Way back in May 2016, Marvel head Kevin Feige said the studio was "committing" to a standalone Black Widow film. Now, roughly a year and a half later, the studio has made good on that commitment: Marvel has hired director Jac Schaeffer to write the movie.
The highly anticipated Scarlett Johansson flick is in the earliest of days, but hiring Schaeffer is a step in the right direction. According to Variety, Feige considered a number of writers before landing on Schaeffer. Marvel also reportedly consulted Johansson on the decision.
Schaeffer is described as an "up and comer" with a bright future. She made her film debut in 2009 with dramedy, TiMER, and wrote Nasty Women, the upcoming gender-swapped remake of '80s classic Dirty Rotten Scoundrels.
It's about time Black Widow (A.K.A. secret agent assassin Natasha Romanova) got her own project, as the character has already appeared in six Marvel films. Despite critical review of her past Marvel performances, Johansson has a history of popular films. Even poorly rated flicks like Lucy have grossed well at the box office.
Feige first teased the possibility of a dedicated Widow film during a 2016 interview with Deadline.
"We’ve announced the next nine movies, 10 counting Civil War, through the end of 2019," Feige said. "Where we go beyond that are ongoing discussions that we’ll focus on in the next few years because we have a lot to do before then. Of the characters that you’ve just mentioned [Falcon, War Machine, Black Widow, Hawkeye] I would say certainly the one creatively and emotionally that we are most committing to doing is Black Widow."

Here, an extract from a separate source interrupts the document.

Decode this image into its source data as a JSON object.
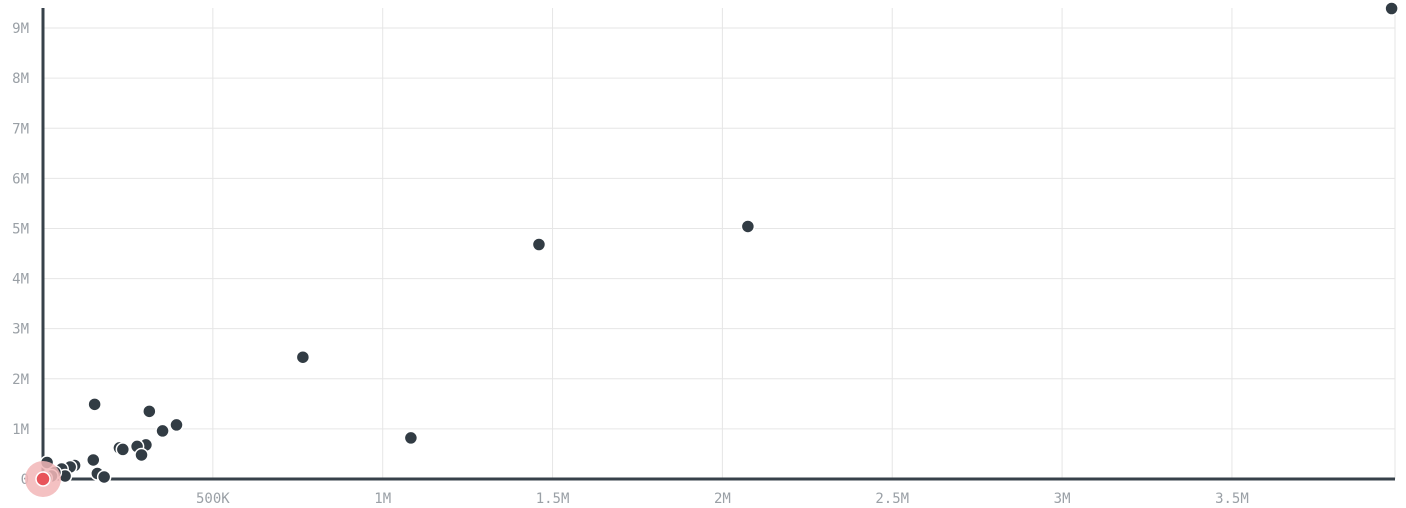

When asked why she was the favored candidate, Feige laid praise on Johansson:
"We think she’s an amazing character. We think Scarlett Johansson’s portrayal of her is amazing," he explained. "She’s a lead Avenger and has amazing stories in her own right to tell that we think would be fun to turn into a stand-alone franchise."
Following the considerable success of Gal Gadot's Wonder Woman, it's no surprise Marvel is finally moving in on Black Widow. Standalone superhero films featuring females are no longer being seen as diversity projects but sources of untapped potential.